Du arbeitest seit fünf Jahren hier. Wie bist du auf die Stiftung gekommen?

Vor zwanzig Jahren lernte ich in einer Weiterbildung eine Mitarbeiterin von Onko Plus kennen. Sie faszinierte mich, weil sie so eine grosse Ruhe ausstrahlte. Diese stand im Kontrast zu meinem damaligen Leben als alleinerziehende Mutter mit drei halbwüchsigen Töchtern.

Du hast dich bei Onko Plus beziehungsweise Palliaviva beworben, weil du Gelassenheit lernen wolltest?

Nein, diese Frau beeindruckte mich einfach. Aber zu diesem Zeitpunkt konnte ich mich wegen der unregelmässigen Arbeitszeiten nicht bei der Stiftung bewerben. Das onkologische Ambulatorium bot mir eine geregelte Arbeitszeit. Dort blieb ich zehn Jahre und begann parallel bei der Spitex zu arbeiten. Mir wurde bewusst, wie sehr der Fokus des Ambis auf der Therapie liegt. Wenn man aber Menschen zu Hause pflegt, kann man sie ganzheitlicher erfassen.

«In der Spitex betreuen wir viele alte Menschen. Ich konnte mich mit meinem eigenen Altwerden aussöhnen, mit dem ich zuvor Mühe hatte.»

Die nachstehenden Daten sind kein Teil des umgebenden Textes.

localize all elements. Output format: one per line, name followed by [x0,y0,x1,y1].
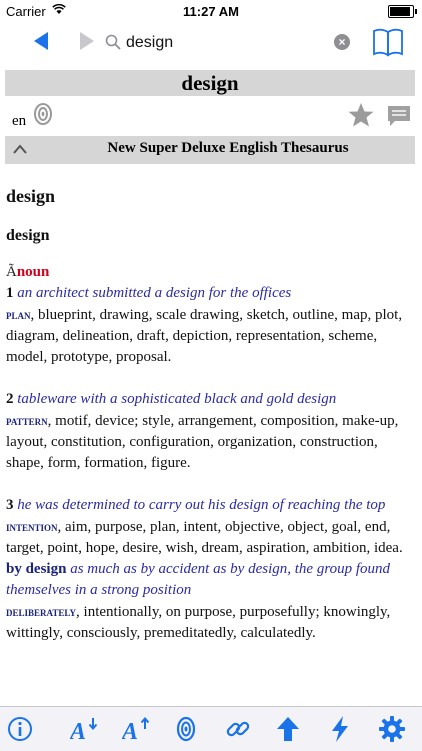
sense-example: tableware with a sophisticated black and… [17,391,337,407]
info-icon[interactable] [6,715,34,743]
sense-example: he was determined to carry out his desig… [17,497,386,513]
phrase-keyword[interactable]: deliberately [6,604,76,619]
increase-font-icon[interactable]: A [122,715,150,743]
search-icon [105,34,121,50]
svg-text:A: A [70,719,86,743]
clock: 11:27 AM [183,4,239,19]
dictionary-title: New Super Deluxe English Thesaurus [107,140,349,156]
forward-arrow-icon[interactable] [80,32,94,50]
search-input[interactable] [126,30,326,56]
sense-example: an architect submitted a design for the … [17,285,292,301]
lightning-icon[interactable] [326,715,354,743]
headword-title: design [5,70,415,96]
decrease-font-icon[interactable]: A [70,715,98,743]
bottom-toolbar: A A [0,706,422,751]
back-arrow-icon[interactable] [34,32,48,50]
battery-icon [388,5,417,18]
sense-synonyms: , blueprint, drawing, scale drawing, ske… [6,307,403,365]
sense-keyword[interactable]: intention [6,519,58,534]
svg-text:A: A [122,719,138,743]
sense-keyword[interactable]: pattern [6,413,48,428]
favorite-star-icon[interactable] [348,102,374,128]
note-icon[interactable] [386,104,412,128]
entry-subheading: design [6,227,50,244]
pos-prefix: Ã [6,264,17,280]
phrase-entry: by design as much as by accident as by d… [6,559,410,644]
clear-search-icon[interactable]: × [334,34,350,50]
settings-gear-icon[interactable] [378,715,406,743]
sense-number: 1 [6,285,14,301]
part-of-speech: Ãnoun [6,262,410,283]
sense-1: 1 an architect submitted a design for th… [6,283,410,368]
entry-heading: design [6,186,56,206]
phrase-term: by design [6,561,67,577]
sense-number: 3 [6,497,14,513]
pronunciation-audio-icon[interactable] [33,102,53,126]
book-icon[interactable] [372,27,404,57]
language-label: en [12,113,27,129]
sense-synonyms: , motif, device; style, arrangement, com… [6,413,399,471]
sense-2: 2 tableware with a sophisticated black a… [6,389,410,474]
status-bar: Carrier 11:27 AM [0,0,422,22]
entry-content: design design Ãnoun 1 an architect submi… [6,180,410,644]
sense-number: 2 [6,391,14,407]
up-arrow-icon[interactable] [274,715,302,743]
pos-label: noun [16,264,50,280]
link-icon[interactable] [224,715,252,743]
sense-synonyms: , aim, purpose, plan, intent, objective,… [6,519,403,556]
sense-3: 3 he was determined to carry out his des… [6,495,410,559]
dictionary-header[interactable]: New Super Deluxe English Thesaurus [5,136,415,164]
search-bar: × [0,22,422,66]
chevron-up-icon[interactable] [13,144,27,154]
sense-keyword[interactable]: plan [6,307,31,322]
audio-icon[interactable] [172,715,200,743]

Du arbeitest heute neben deinen 60 Prozenten bei Palliaviva immer noch 10 Prozent bei der Spitex in deinem Wohnquartier. Ist deine Arbeit dort auch eine Lebensschule?

Ja, in der Spitex betreuen wir viele alte Menschen. Ich konnte mich mit meinem eigenen Altwerden versöhnen, mit dem ich zuvor Mühe hatte. Wenn man offen ist, erfährt man spannende Lebensgeschichten.

Was ist der Hauptunterschied zwischen den beiden Jobs?

In der Spitex mache ich vor allem Körperpflege. Creme ich jemanden ein, massiere ich ihm auch noch die Beine und plaudere ein bisschen. Ich geniesse das, weil ich es nicht täglich machen muss. Diese Arbeit ist für mich nicht belastend.

Weshalb?

Ich finde dort weniger komplexe Situationen vor, ich versuche meinen Einsatzplan einfach bestmöglich zu erledigen. Danach gehe ich nach Hause und nehme in der Regel keine Probleme mit.

Was belastet dich denn bei Palliaviva?

Die Verantwortung ist grösser. Manchmal bin ich zu schnellem Handeln gezwungen, erreiche aber den zuständigen Arzt nicht. Ich frage mich später, ob ich im Rahmen des Notfallplans die richtigen Behandlungsschritte in die Wege geleitet habe und ob sie tatsächlich im Sinne des Patienten und seines Umfelds waren.

«Geburt und Sterben sind für mich etwas ganz Intimes. Beides sollte meiner Meinung nach zu Hause stattfinden.»

Was ist denn der Kern dieser Arbeit?

Geburt und Sterben sind für mich etwas ganz Intimes. Beides sollte meiner Meinung nach zu Hause stattfinden. Deshalb arbeite ich auch in der ambulanten Palliative Care. Bei der Geburt meiner Kinder war mir klar, dass ich nicht ins Spital gehe. Denn ich hatte Angst davor, in dieser natürlichen Sache fremdbestimmt zu werden. Dieses Missbehagen spüre ich jetzt auch bei Patientinnen und Patienten. In ihrer Krankheit sind sie einem starken Druck von aussen ausgesetzt. Letztendlich sollte man aber selbst bestimmen können, was wichtig ist.

Was wünschst du dir für Palliaviva?

Dass die Regionalisierung schon überall umgesetzt wäre. Ich arbeite ja neu zusammen mit Margarete Reisinger von Männedorf aus. Wir sind das für das rechte Zürichseeufer zuständige Team. Der ständige Wechsel der Pflegefachpersonen ist für die Patientinnen und Patienten nicht einfach. Ein kleines konstantes Betreuungsteam macht Sinn.

 

Steckbrief

Marianne Unger
59
Ledig, drei erwachsene Töchter
Bei Palliaviva seit 2013

 

Dieses Interview erschien auch im Palliaviva-Jahresbericht 2018.